The Dog Training Elite headquarters, where the company educates its trainers, is located near Salt Lake City. That’s where Gantkowski was headed with wife and their three dogs last November.

After a roughly 35-hour car ride across the southeastern United States, Gantkowski and his wife arrived in Utah with little knowledge of dog training. The Gantkowskis were soon practicing the training techniques they were learning on their own dogs.

“It’s magical,” Gantkowski said. “I’ve seen it first hand. It enhanced our dog’s manners.”

Sharon Gantkowski poses with Jade, one of the family’s three dogs and part of the reason why they launched a dog training business during the pandemic. Photo submitted.

Their two daughters, Angela and Addison, flew out separately to join them for training sessions.

Angela, who graduated from Appalachian State in December with a degree in marketing, has since joined her family’s business as a trainer and social media manager. As a competitive drag racer for 11 years of her life, Angela expected to work in the motorsports industry after graduating. 

Like her family, she changed paths and hasn’t looked back.

“It’s brought us all closer together and I think it’s been good for us,” Angela said.

Addison, who is younger, pitches in as well.
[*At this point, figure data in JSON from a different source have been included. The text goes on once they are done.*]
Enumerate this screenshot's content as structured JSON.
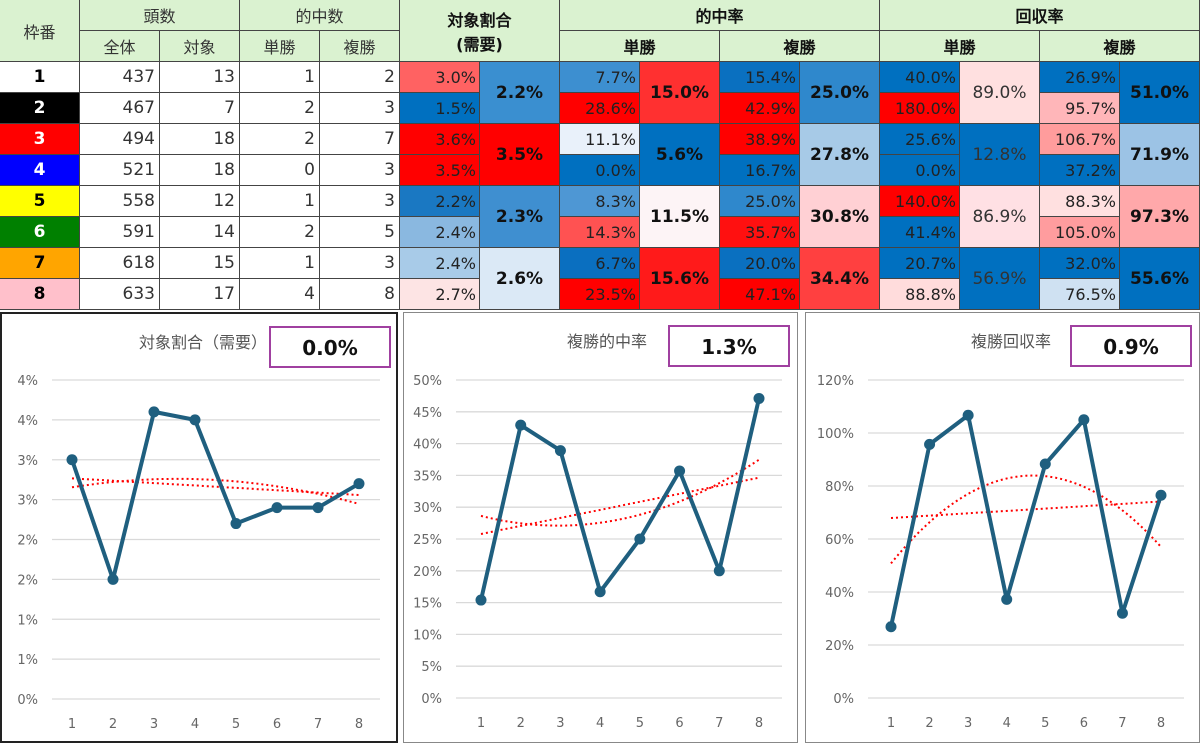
{
  "table": {
    "headers": {
      "waku": "枠番",
      "tousu": "頭数",
      "zentai": "全体",
      "taisho": "対象",
      "tekichusu": "的中数",
      "tansho": "単勝",
      "fukusho": "複勝",
      "taisho_wariai": "対象割合",
      "juyo": "(需要)",
      "tekichuritsu": "的中率",
      "kaishuritsu": "回収率"
    },
    "rows": [
      {
        "waku": "1",
        "frame_bg": "#ffffff",
        "frame_fg": "#000000",
        "zentai": "437",
        "taisho": "13",
        "tan": "1",
        "fuku": "2",
        "ratio": "3.0%",
        "ratio_bg": "#ff6262",
        "t_tan": "7.7%",
        "t_tan_bg": "#3d8fd0",
        "t_fuku": "15.4%",
        "t_fuku_bg": "#0a70c0",
        "k_tan": "40.0%",
        "k_tan_bg": "#0070c0",
        "k_fuku": "26.9%",
        "k_fuku_bg": "#0070c0"
      },
      {
        "waku": "2",
        "frame_bg": "#000000",
        "frame_fg": "#ffffff",
        "zentai": "467",
        "taisho": "7",
        "tan": "2",
        "fuku": "3",
        "ratio": "1.5%",
        "ratio_bg": "#0070c0",
        "t_tan": "28.6%",
        "t_tan_bg": "#ff0000",
        "t_fuku": "42.9%",
        "t_fuku_bg": "#ff0000",
        "k_tan": "180.0%",
        "k_tan_bg": "#ff0000",
        "k_fuku": "95.7%",
        "k_fuku_bg": "#ffb6b9"
      },
      {
        "waku": "3",
        "frame_bg": "#ff0000",
        "frame_fg": "#ffffff",
        "zentai": "494",
        "taisho": "18",
        "tan": "2",
        "fuku": "7",
        "ratio": "3.6%",
        "ratio_bg": "#ff0000",
        "t_tan": "11.1%",
        "t_tan_bg": "#e9f1fa",
        "t_fuku": "38.9%",
        "t_fuku_bg": "#ff0000",
        "k_tan": "25.6%",
        "k_tan_bg": "#0070c0",
        "k_fuku": "106.7%",
        "k_fuku_bg": "#ff9c9c"
      },
      {
        "waku": "4",
        "frame_bg": "#0000ff",
        "frame_fg": "#ffffff",
        "zentai": "521",
        "taisho": "18",
        "tan": "0",
        "fuku": "3",
        "ratio": "3.5%",
        "ratio_bg": "#ff0000",
        "t_tan": "0.0%",
        "t_tan_bg": "#0070c0",
        "t_fuku": "16.7%",
        "t_fuku_bg": "#0070c0",
        "k_tan": "0.0%",
        "k_tan_bg": "#0070c0",
        "k_fuku": "37.2%",
        "k_fuku_bg": "#0070c0"
      },
      {
        "waku": "5",
        "frame_bg": "#ffff00",
        "frame_fg": "#000000",
        "zentai": "558",
        "taisho": "12",
        "tan": "1",
        "fuku": "3",
        "ratio": "2.2%",
        "ratio_bg": "#1a78c2",
        "t_tan": "8.3%",
        "t_tan_bg": "#4e97d4",
        "t_fuku": "25.0%",
        "t_fuku_bg": "#2f88cc",
        "k_tan": "140.0%",
        "k_tan_bg": "#ff0000",
        "k_fuku": "88.3%",
        "k_fuku_bg": "#ffe0e0"
      },
      {
        "waku": "6",
        "frame_bg": "#008000",
        "frame_fg": "#ffffff",
        "zentai": "591",
        "taisho": "14",
        "tan": "2",
        "fuku": "5",
        "ratio": "2.4%",
        "ratio_bg": "#8ab8e0",
        "t_tan": "14.3%",
        "t_tan_bg": "#ff5252",
        "t_fuku": "35.7%",
        "t_fuku_bg": "#ff1010",
        "k_tan": "41.4%",
        "k_tan_bg": "#0070c0",
        "k_fuku": "105.0%",
        "k_fuku_bg": "#ff9c9e"
      },
      {
        "waku": "7",
        "frame_bg": "#ffa500",
        "frame_fg": "#000000",
        "zentai": "618",
        "taisho": "15",
        "tan": "1",
        "fuku": "3",
        "ratio": "2.4%",
        "ratio_bg": "#a8cbe8",
        "t_tan": "6.7%",
        "t_tan_bg": "#0a6fc0",
        "t_fuku": "20.0%",
        "t_fuku_bg": "#0a70c0",
        "k_tan": "20.7%",
        "k_tan_bg": "#0070c0",
        "k_fuku": "32.0%",
        "k_fuku_bg": "#0070c0"
      },
      {
        "waku": "8",
        "frame_bg": "#ffc0cb",
        "frame_fg": "#000000",
        "zentai": "633",
        "taisho": "17",
        "tan": "4",
        "fuku": "8",
        "ratio": "2.7%",
        "ratio_bg": "#fde4e4",
        "t_tan": "23.5%",
        "t_tan_bg": "#ff0000",
        "t_fuku": "47.1%",
        "t_fuku_bg": "#ff0000",
        "k_tan": "88.8%",
        "k_tan_bg": "#ffdcdc",
        "k_fuku": "76.5%",
        "k_fuku_bg": "#cfe1f2"
      }
    ],
    "groups": [
      {
        "ratio": "2.2%",
        "ratio_bg": "#3a8fd0",
        "t_tan": "15.0%",
        "t_tan_bg": "#ff3030",
        "t_fuku": "25.0%",
        "t_fuku_bg": "#2f88cc",
        "k_tan": "89.0%",
        "k_tan_bg": "#ffe0e0",
        "k_fuku": "51.0%",
        "k_fuku_bg": "#0070c0"
      },
      {
        "ratio": "3.5%",
        "ratio_bg": "#ff0000",
        "t_tan": "5.6%",
        "t_tan_bg": "#0070c0",
        "t_fuku": "27.8%",
        "t_fuku_bg": "#a7cae7",
        "k_tan": "12.8%",
        "k_tan_bg": "#0070c0",
        "k_fuku": "71.9%",
        "k_fuku_bg": "#9cc3e5"
      },
      {
        "ratio": "2.3%",
        "ratio_bg": "#3f8fd0",
        "t_tan": "11.5%",
        "t_tan_bg": "#fdf4f6",
        "t_fuku": "30.8%",
        "t_fuku_bg": "#ffd0d4",
        "k_tan": "86.9%",
        "k_tan_bg": "#ffe0e4",
        "k_fuku": "97.3%",
        "k_fuku_bg": "#ffa8aa"
      },
      {
        "ratio": "2.6%",
        "ratio_bg": "#dbe9f6",
        "t_tan": "15.6%",
        "t_tan_bg": "#ff1a1a",
        "t_fuku": "34.4%",
        "t_fuku_bg": "#ff4040",
        "k_tan": "56.9%",
        "k_tan_bg": "#0070c0",
        "k_fuku": "55.6%",
        "k_fuku_bg": "#0070c0"
      }
    ]
  },
  "chart_data": [
    {
      "type": "line",
      "title": "対象割合（需要）",
      "badge": "0.0%",
      "categories": [
        "1",
        "2",
        "3",
        "4",
        "5",
        "6",
        "7",
        "8"
      ],
      "values": [
        3.0,
        1.5,
        3.6,
        3.5,
        2.2,
        2.4,
        2.4,
        2.7
      ],
      "ylim": [
        0,
        4
      ],
      "y_ticks": [
        0,
        0.5,
        1,
        1.5,
        2,
        2.5,
        3,
        3.5,
        4
      ],
      "y_tick_labels": [
        "0%",
        "1%",
        "1%",
        "2%",
        "2%",
        "3%",
        "3%",
        "4%",
        "4%"
      ],
      "trendlines": [
        "linear",
        "polynomial"
      ],
      "grid": true,
      "line_color": "#1f5f7f",
      "trend_color": "#ff0000",
      "badge_border": "#a040a0"
    },
    {
      "type": "line",
      "title": "複勝的中率",
      "badge": "1.3%",
      "categories": [
        "1",
        "2",
        "3",
        "4",
        "5",
        "6",
        "7",
        "8"
      ],
      "values": [
        15.4,
        42.9,
        38.9,
        16.7,
        25.0,
        35.7,
        20.0,
        47.1
      ],
      "ylim": [
        0,
        50
      ],
      "y_ticks": [
        0,
        5,
        10,
        15,
        20,
        25,
        30,
        35,
        40,
        45,
        50
      ],
      "y_tick_labels": [
        "0%",
        "5%",
        "10%",
        "15%",
        "20%",
        "25%",
        "30%",
        "35%",
        "40%",
        "45%",
        "50%"
      ],
      "trendlines": [
        "linear",
        "polynomial"
      ],
      "grid": true,
      "line_color": "#1f5f7f",
      "trend_color": "#ff0000",
      "badge_border": "#a040a0"
    },
    {
      "type": "line",
      "title": "複勝回収率",
      "badge": "0.9%",
      "categories": [
        "1",
        "2",
        "3",
        "4",
        "5",
        "6",
        "7",
        "8"
      ],
      "values": [
        26.9,
        95.7,
        106.7,
        37.2,
        88.3,
        105.0,
        32.0,
        76.5
      ],
      "ylim": [
        0,
        120
      ],
      "y_ticks": [
        0,
        20,
        40,
        60,
        80,
        100,
        120
      ],
      "y_tick_labels": [
        "0%",
        "20%",
        "40%",
        "60%",
        "80%",
        "100%",
        "120%"
      ],
      "trendlines": [
        "linear",
        "polynomial"
      ],
      "grid": true,
      "line_color": "#1f5f7f",
      "trend_color": "#ff0000",
      "badge_border": "#a040a0"
    }
  ]
}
The sudden shift in career and focus for Gantkowski and his family wasn’t without its challenges.

On the way back from a training session in Utah, Gantkowski and his wife got into a car accident on a rural stretch of interstate in Wyoming during a snowstorm. The wreck kept them marooned in a hotel for a weekend before they could get back on the road. For the rest of the trip home, Sharon felt unwell.

“We started heading home at 9 o’clock Monday morning and we get home Tuesday at 11:30 at night,” Gantkowski said. “My wife gets in the house and goes, ‘Something isn’t right. I need to go to the hospital.'”

Sharon was suffering from severe blood clots catalyzed by COVID-19. She spent the next few days in the hospital.

“We went from a terrible car wreck, where we’re very fortunate no one got hurt, to 72 hours later my wife is in the emergency room with bad blot clots from COVID,” Gantkowski said. “Most people don’t experience what we’ve done in a lifetime in the past 7-8 months.”

Within a week, Gantkowski said that the family was back on its feet. They opened the first North Carolina franchise of Dog Training Elite in early February.

The family plans on servicing the entire Charlotte region, from Gastonia to Salisbury. Eventually, Gantkowski hopes to open a brick and mortar location, perhaps in downtown Kannapolis. Gantkowski said that their primary focus will be personalized training sessions in people’s homes, but that they’ll also offer week long “boot camps.” The family also plans on helping people with disabilities and veterans train service dogs.

Although Gantkowski said that it’s still hard work, it’s work he enjoys doing.

“I almost don’t want to stop and go to bed because the camaraderie and the reintegration of the family aspect,” Gantkowski said. “We’re focused on the same task and it’s phenomenal. I couldn’t be more pleased and we’re blessed.”

More information about Dog Training Elite, Charlotte, can be found online at dogtrainingelite.com/charlotte.